Dengan menggunakan DMS dan NMG maka sebuah OPZ akan dapat dilihat berapa besar perkembangan di tahun tertentu (misalnya 2007), dan dilihat pula perkembangan tahun berikutnya (2008). Setelah itu lalu dibagi dengan total ‘industri’ (OPZ) yang ikut kompetisi pada saat itu. Misalnya tahun 2007 ia menguasai 20%, bisa jadi tahun berikutnya jumlahnya menurun. Dengan DMS maka dapat diketahui bagaimana kontribusi lembaga tersebut relatif terhadap pertumbuhan industri yang ikut dalam kompetisi. Namun, jika metodologi penilaian hanya menggunakan DMS saja, maka timbul sebuah kelemahan. Nah, kelemahan itulah lalu ditutup dengan metode penilaian NMG.

Metode NMG boleh dibilang sebuah metode penilaian yang bertujuan untuk memberikan perhargaan atas kontribusi lembaga terhadap pertumbuhan industri. Misalnya Dompet Dhuafa, share total dana yang dihimpun tahun 2007 sebesar 21.93% sedangkan tahun 2008 naik 1% menjadi 22.98%. Ini artinya, kenaikan DD dari tahun 2007 ke tahun 2008 hanya 1%, tapi kontribusi dia terhadap pertumbuhan industri sangat besar, yakni tahun 2007 Rp 50.072.693.775 dan tahun 2008 Rp 64.361.354.939, atau kenaikan sebesar 14 miliar. Dengan demikian maka, tambahan pasar yang terjadi pada saat itu dikontribusikan oleh siapa ? Itulah yang seharusnya mendapatkan apresiasi.
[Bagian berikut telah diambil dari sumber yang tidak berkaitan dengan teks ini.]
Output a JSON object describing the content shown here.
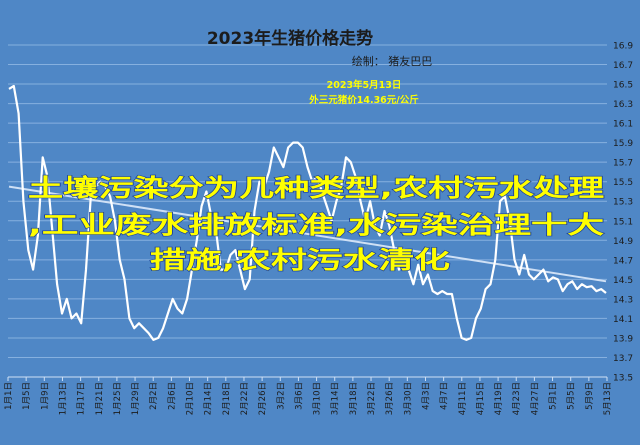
{
  "colors": {
    "background": "#4f87c6",
    "line": "#ffffff",
    "gridline": "#86b0df",
    "trendline": "#cfe0f5",
    "annotation": "#ffff00",
    "overlay_fill": "#ffff00",
    "overlay_stroke": "#1a3e9a"
  },
  "chart_data": {
    "type": "line",
    "title": "2023年生猪价格走势",
    "subtitle": "绘制：  猪友巴巴",
    "annotation": {
      "line1": "2023年5月13日",
      "line2": "外三元猪价14.36元/公斤"
    },
    "overlay_text": {
      "line1": "土壤污染分为几种类型,农村污水处理",
      "line2": ",工业废水排放标准,水污染治理十大",
      "line3": "措施,农村污水清化"
    },
    "y_axis": {
      "min": 13.7,
      "max": 16.9,
      "ticks": [
        "16.9",
        "16.7",
        "16.5",
        "16.3",
        "16.1",
        "15.9",
        "15.7",
        "15.5",
        "15.3",
        "15.1",
        "14.9",
        "14.7",
        "14.5",
        "14.3",
        "14.1",
        "13.9",
        "13.7",
        "13.5"
      ]
    },
    "x_labels": [
      "1月1日",
      "1月5日",
      "1月9日",
      "1月13日",
      "1月17日",
      "1月21日",
      "1月25日",
      "1月29日",
      "2月2日",
      "2月6日",
      "2月10日",
      "2月14日",
      "2月18日",
      "2月22日",
      "2月26日",
      "3月2日",
      "3月6日",
      "3月10日",
      "3月14日",
      "3月18日",
      "3月22日",
      "3月26日",
      "3月30日",
      "4月3日",
      "4月7日",
      "4月11日",
      "4月15日",
      "4月19日",
      "4月23日",
      "4月27日",
      "5月1日",
      "5月5日",
      "5月9日",
      "5月13日"
    ],
    "series": [
      {
        "values": [
          16.45,
          16.48,
          16.2,
          15.3,
          14.8,
          14.6,
          14.95,
          15.75,
          15.55,
          15.0,
          14.45,
          14.15,
          14.3,
          14.1,
          14.15,
          14.05,
          14.6,
          15.35,
          15.45,
          15.5,
          15.45,
          15.35,
          15.1,
          14.7,
          14.5,
          14.1,
          14.0,
          14.05,
          14.0,
          13.95,
          13.88,
          13.9,
          14.0,
          14.15,
          14.3,
          14.2,
          14.15,
          14.3,
          14.6,
          14.9,
          15.25,
          15.4,
          15.15,
          15.0,
          14.6,
          14.6,
          14.75,
          14.8,
          14.6,
          14.4,
          14.5,
          15.2,
          15.5,
          15.45,
          15.6,
          15.85,
          15.75,
          15.65,
          15.85,
          15.9,
          15.9,
          15.85,
          15.65,
          15.5,
          15.55,
          15.4,
          15.25,
          15.1,
          15.3,
          15.45,
          15.75,
          15.7,
          15.55,
          15.3,
          15.1,
          15.3,
          15.05,
          14.95,
          15.2,
          15.05,
          14.8,
          14.6,
          14.7,
          14.6,
          14.45,
          14.65,
          14.45,
          14.55,
          14.38,
          14.35,
          14.38,
          14.35,
          14.35,
          14.1,
          13.9,
          13.88,
          13.9,
          14.1,
          14.2,
          14.4,
          14.45,
          14.7,
          15.3,
          15.35,
          15.1,
          14.7,
          14.55,
          14.75,
          14.55,
          14.5,
          14.55,
          14.6,
          14.48,
          14.52,
          14.5,
          14.38,
          14.45,
          14.48,
          14.4,
          14.45,
          14.42,
          14.43,
          14.38,
          14.4,
          14.36
        ]
      }
    ],
    "trendline": {
      "start": 15.45,
      "end": 14.48
    }
  }
}
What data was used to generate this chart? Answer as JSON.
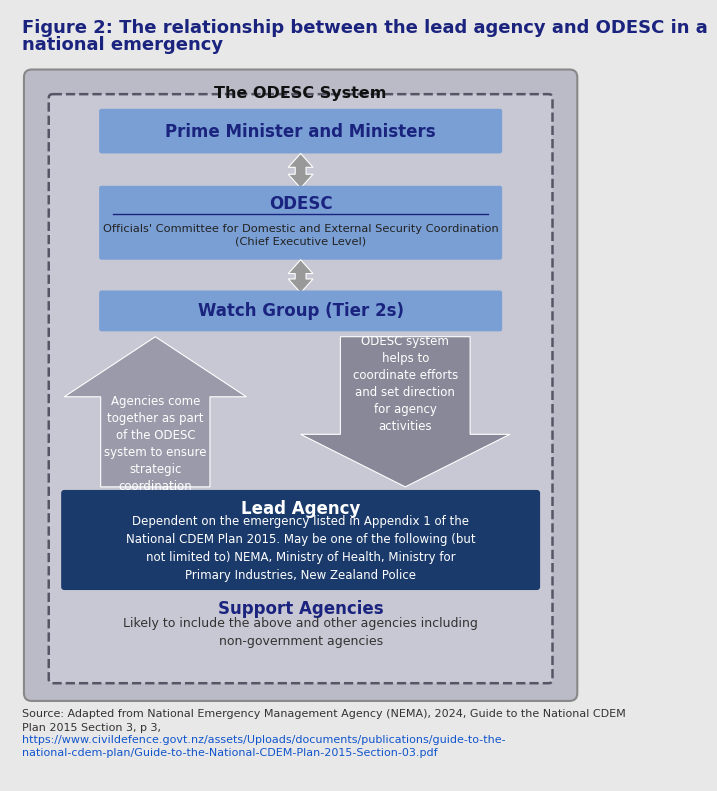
{
  "title_line1": "Figure 2: The relationship between the lead agency and ODESC in a",
  "title_line2": "national emergency",
  "title_color": "#1a237e",
  "bg_color": "#e8e8e8",
  "outer_box_bg": "#bbbbc8",
  "inner_dashed_bg": "#c8c8d4",
  "odesc_system_label": "The ODESC System",
  "pm_box_color": "#7a9fd4",
  "pm_text": "Prime Minister and Ministers",
  "pm_text_color": "#1a237e",
  "odesc_box_color": "#7a9fd4",
  "odesc_title": "ODESC",
  "odesc_subtitle_line1": "Officials' Committee for Domestic and External Security Coordination",
  "odesc_subtitle_line2": "(Chief Executive Level)",
  "odesc_text_color": "#1a237e",
  "watchgroup_box_color": "#7a9fd4",
  "watchgroup_text": "Watch Group (Tier 2s)",
  "watchgroup_text_color": "#1a237e",
  "arrow_color": "#999999",
  "up_arrow_text": "Agencies come\ntogether as part\nof the ODESC\nsystem to ensure\nstrategic\ncoordination",
  "down_arrow_text": "ODESC system\nhelps to\ncoordinate efforts\nand set direction\nfor agency\nactivities",
  "arrow_text_color": "#ffffff",
  "lead_box_color": "#1a3a6b",
  "lead_title": "Lead Agency",
  "lead_subtitle": "Dependent on the emergency listed in Appendix 1 of the\nNational CDEM Plan 2015. May be one of the following (but\nnot limited to) NEMA, Ministry of Health, Ministry for\nPrimary Industries, New Zealand Police",
  "lead_title_color": "#ffffff",
  "lead_subtitle_color": "#ffffff",
  "support_title": "Support Agencies",
  "support_subtitle": "Likely to include the above and other agencies including\nnon-government agencies",
  "support_title_color": "#1a237e",
  "support_subtitle_color": "#333333",
  "source_text_plain": "Source: Adapted from National Emergency Management Agency (NEMA), 2024, Guide to the National CDEM\nPlan 2015 Section 3, p 3, ",
  "source_link_line1": "https://www.civildefence.govt.nz/assets/Uploads/documents/publications/guide-to-the-",
  "source_link_line2": "national-cdem-plan/Guide-to-the-National-CDEM-Plan-2015-Section-03.pdf",
  "source_color": "#333333",
  "link_color": "#1155cc"
}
Jika DMS merupakan penguatan terhadap pasar, maka NMG adalah kontribusi lembaga terhadap pasar industri.

Kedua parameter tersebut, yaitu DMS dan NMG juga digunakan di dalam pengukuran perbankan. “Sama saja, keduanya juga dipakai KBC untuk mengukur kinerja perbankan,” tutur Alfi. Inti dari penggunaan metode ini adalah keinginan untuk menilai bagaimana penguasaan pasarnya lembaga dan bagaimana pencapaian dia di tahun tersebut oleh industri.
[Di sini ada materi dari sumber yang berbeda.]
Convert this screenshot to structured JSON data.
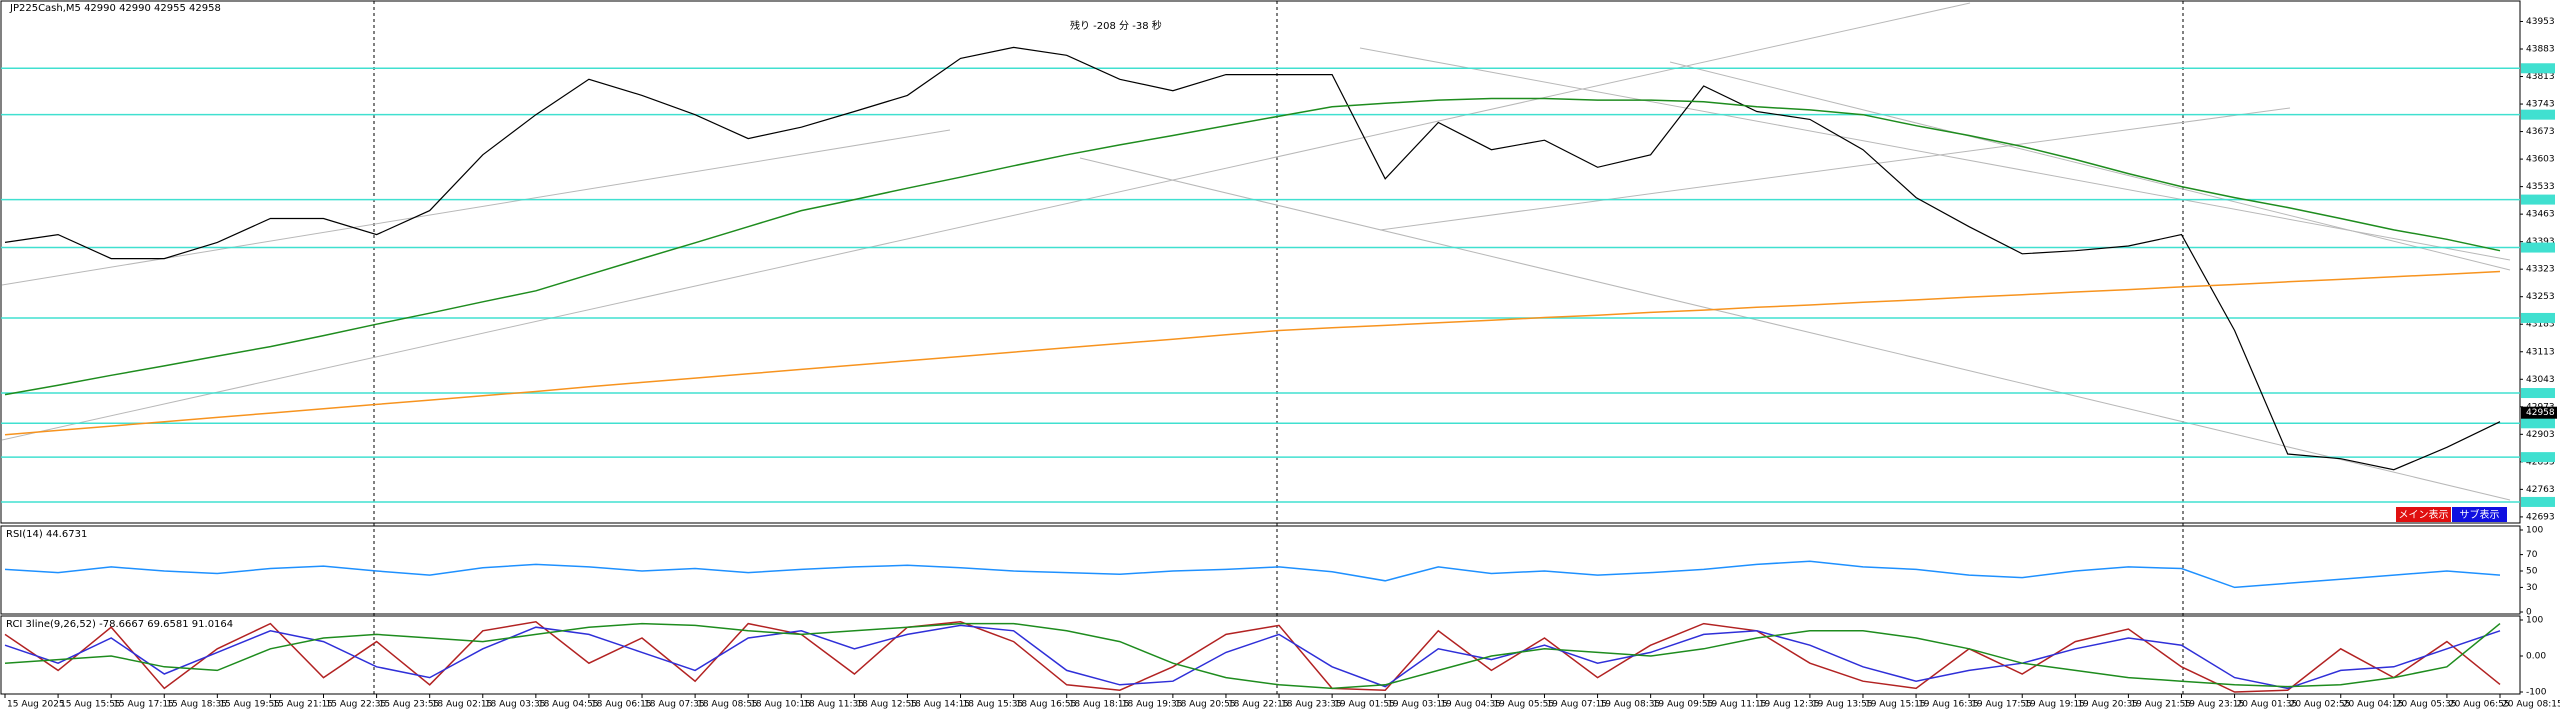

Penilaian Fund Distribution

Awalnya, metode yang digunakan untuk menilai fund distribution adalah dengan membagi jumlah dana yang disalurkan dan jumlah penerima manfaat. Namun setelah diteliti lebih lanjut metode tersebut kurang tepat. Akhirnya dirubah dengan menggunakan metode lainnya. Yakni menggunakan rasio. Dana yang disalurkan dibagi dengan dana yang dihimpun ditambah dengan jumlah penerima manfaat. Cara menghitungnya sama seperti fundraising, yaitu menggunakan DMS dan NMG.
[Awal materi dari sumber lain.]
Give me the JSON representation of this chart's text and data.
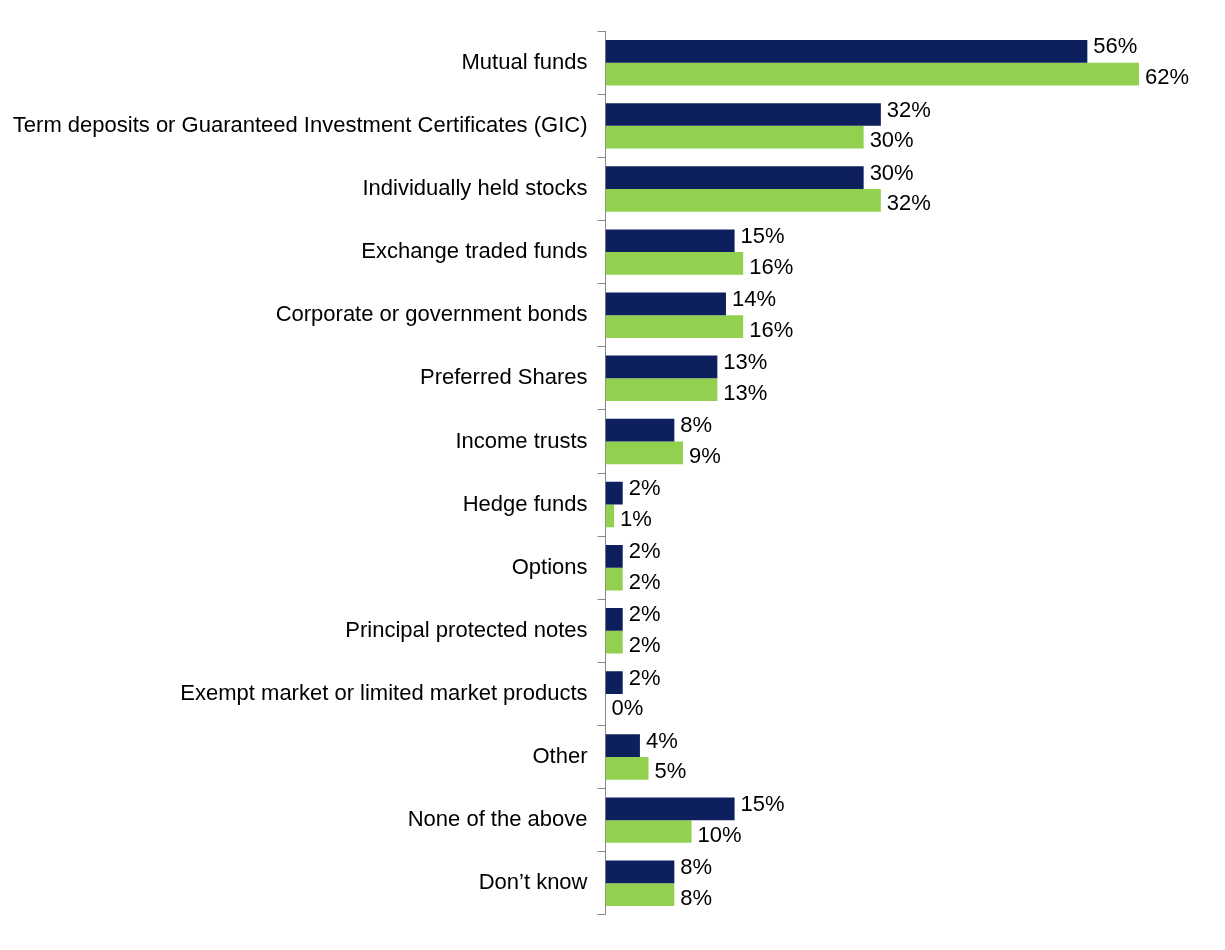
{
  "chart_data": {
    "type": "bar",
    "orientation": "horizontal",
    "categories": [
      "Mutual funds",
      "Term deposits or Guaranteed Investment Certificates (GIC)",
      "Individually held stocks",
      "Exchange traded funds",
      "Corporate or government bonds",
      "Preferred Shares",
      "Income trusts",
      "Hedge funds",
      "Options",
      "Principal protected notes",
      "Exempt market or limited market products",
      "Other",
      "None of the above",
      "Don’t know"
    ],
    "series": [
      {
        "color": "#0d1f5c",
        "values": [
          56,
          32,
          30,
          15,
          14,
          13,
          8,
          2,
          2,
          2,
          2,
          4,
          15,
          8
        ],
        "value_labels": [
          "56%",
          "32%",
          "30%",
          "15%",
          "14%",
          "13%",
          "8%",
          "2%",
          "2%",
          "2%",
          "2%",
          "4%",
          "15%",
          "8%"
        ]
      },
      {
        "color": "#92d050",
        "values": [
          62,
          30,
          32,
          16,
          16,
          13,
          9,
          1,
          2,
          2,
          0,
          5,
          10,
          8
        ],
        "value_labels": [
          "62%",
          "30%",
          "32%",
          "16%",
          "16%",
          "13%",
          "9%",
          "1%",
          "2%",
          "2%",
          "0%",
          "5%",
          "10%",
          "8%"
        ]
      }
    ],
    "legend": false
  }
}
Misalnya, di tahun 2007 lembaga A berhasil menghimpun dana sebesar Rp 1miliar. Maka di tahun itu juga mestinya dana yang disalurkan juga sebanyak 1 miliar. “Deltanya, semakin mendekati angka penyaluran 100% maka lembaga tersebut semakin amanah dan tidak ada dana yang diendapkan,” papar Alfi.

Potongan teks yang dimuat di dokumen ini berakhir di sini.